Algum Dia no Brasil

Estava em casa. No primeiro andar. As janelas bem abertas e as cortinas esvoaçantes. O ar perfumado dos incensos de casa era como um outro familiar, vivo e bem vindo em nossa comodidade. Papai passava com a camisa tricolor surrada fazendo meninice para mim uma vez mais. Sempre com um sorriso fácil, marcado pela sua risada estridente (que hoje também tenho e um pouco de barba) e muito carinho por todo seu ser; minha mãe, duplamente carinhosa, mas seria. Nosso alicerce, provocava tombos em meu estômago ao cheiro de suas obras de arte na cozinha, a poucos passos de onde eu estava apenas separado pelo corredor, mas quanto maior a espera maior era a surpresa do amor de mamãe. Nossos cachorros imploram por atenção, um rajado e viralata se debruça em mim. E outra menor e ranzinza se ergue nos braços de papai e seu olhar apaixonado se eterniza.

O almoço de domingo é fluído. Sem TV. Ressoa o som de The cure, com autorização paterna e o desaprovo de mamãe. O que não falta são risadas, o tempo se acinzenta nas janelas, a cortina dança com maior vontade. Nos mantemos ali muito depois dos términos. O mate de gelado desistiu para o simples fresco, as marcas do copo americano são bordadas a água, do suor de uma hora atrás. fartos de rir e conversar sobre nossa própria existência, meu dois velhos se levantam para dormir no final de tranquilidade que ainda resta para ambos.

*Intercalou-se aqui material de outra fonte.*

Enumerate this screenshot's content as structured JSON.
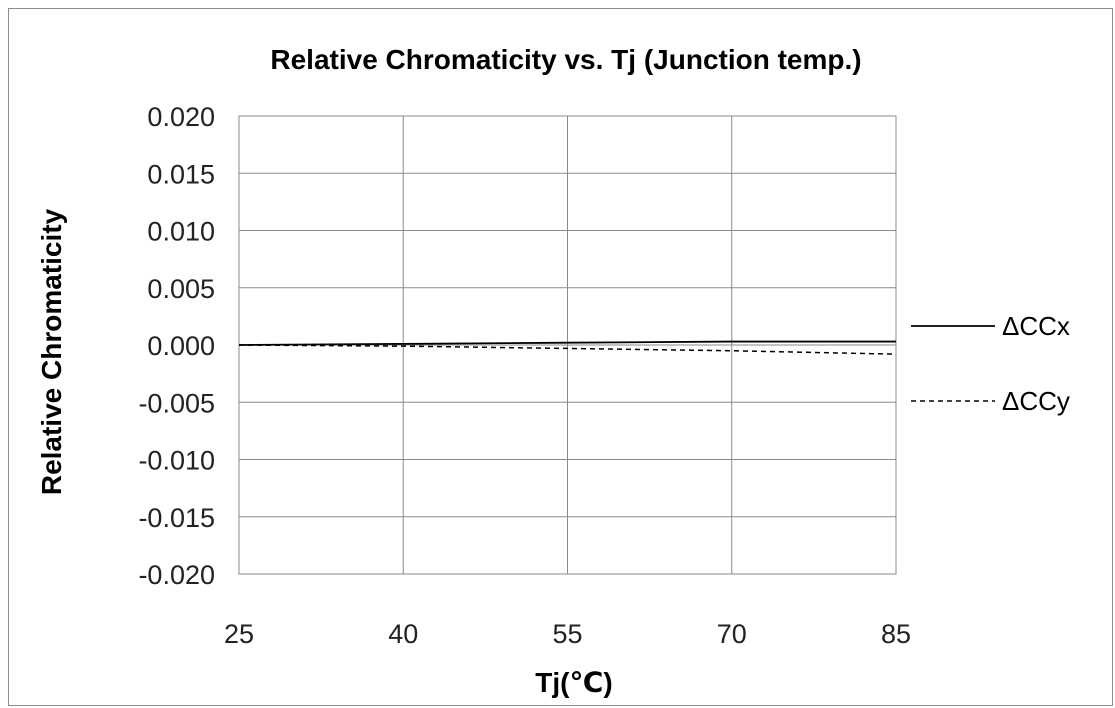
{
  "chart_data": {
    "type": "line",
    "title": "Relative Chromaticity vs. Tj (Junction temp.)",
    "xlabel": "Tj(℃)",
    "ylabel": "Relative Chromaticity",
    "x": [
      25,
      40,
      55,
      70,
      85
    ],
    "xlim": [
      25,
      85
    ],
    "ylim": [
      -0.02,
      0.02
    ],
    "x_ticks": [
      "25",
      "40",
      "55",
      "70",
      "85"
    ],
    "y_ticks": [
      "0.020",
      "0.015",
      "0.010",
      "0.005",
      "0.000",
      "-0.005",
      "-0.010",
      "-0.015",
      "-0.020"
    ],
    "grid": true,
    "legend_position": "right",
    "series": [
      {
        "name": "ΔCCx",
        "values": [
          0.0,
          0.0001,
          0.0002,
          0.0003,
          0.0003
        ],
        "style": "solid",
        "color": "#000000"
      },
      {
        "name": "ΔCCy",
        "values": [
          0.0,
          -0.0001,
          -0.0003,
          -0.0005,
          -0.0008
        ],
        "style": "dashed",
        "color": "#000000"
      }
    ]
  }
}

Me sobre ver um resto de futebol, feliz.

Enquanto Serginho, Muricy e Rocha, se aproximam do retângulo rival, uma gota fina beija a média distância entre minha orelha e pescoço. Me ergo para ir à janela, ao correr o metal antigo e não mais moderno do edifício, vejo o mundo de lá fora. Milhares caminham as ruas, Bandeiras de todos as cores correm meu olhar, porém, aqui de cima nenhum som chega. Pedidos e exigências estridentes lá embaixo ocorriam mudos. Casais de mãos dadas se mantêm resistentes, crianças observando o todo nos ombros de um papai, de vermelho.

Sido, o Porteiro me abriu com um rangido vexatório a portinhola. Seu olhar peculiar, era mais estranho do que quando seu time perdia em meio ao caçoo. Por que? ao me olhar me tornar clandestino em meio aos populares, seus bigodes se coçaram e fui observado como nunca antes. Me senti como nunca antes. O ar era outro, não havia mais risos e chá, apenas peso. O tricolor jogava e ninguém ali se importava. As bandeiras que pintavam minha vida passaram ao vermelho, como a reivindicação. Ninguém do meu prédio me acompanhava, mas como? se ali haviam tantos… que me sorriam. Seguíamos todos em união, cantávamos em reprimenda, nossos prédios agora eram escuros, a felicidade foi aprisionada com a última das janelas, que com o mesmo rangido, nos negou.

E veio a repressão. Os cantos, as mãos dadas e familiaridade sumiram com a velocidade de um gol. Cavalos relinchavam e agrediram em sua passada como se não fossemos desejados. Por minutos desejei meu pai. As bombas explodiram como geralmente explode a torcida. Os cassetetes se somaram e eu já não sei mais nada. Chorei de medo, berrei socorro e a única resposta era “Cale-se”; Me joguei debaixo de um carro, as bombas me ardiam. Desmaiei.

Quando vivo novamente e salvo das patadas equinas graças ao carro, nada. Não havia ninguém, não havia mais tricolor, não havia mais mão dadas nem crianças cantando um mundo melhor, não havia sangue, todos sumiram. As janelas estavam abertas e suas flâmulas oprimiam.Talvez nunca mais tenha domingo, nem risadas estridentes, mas certamente terá eu. Terá resistência.

“eu vejo um museu de grandes novidades” Cazuza, 1988.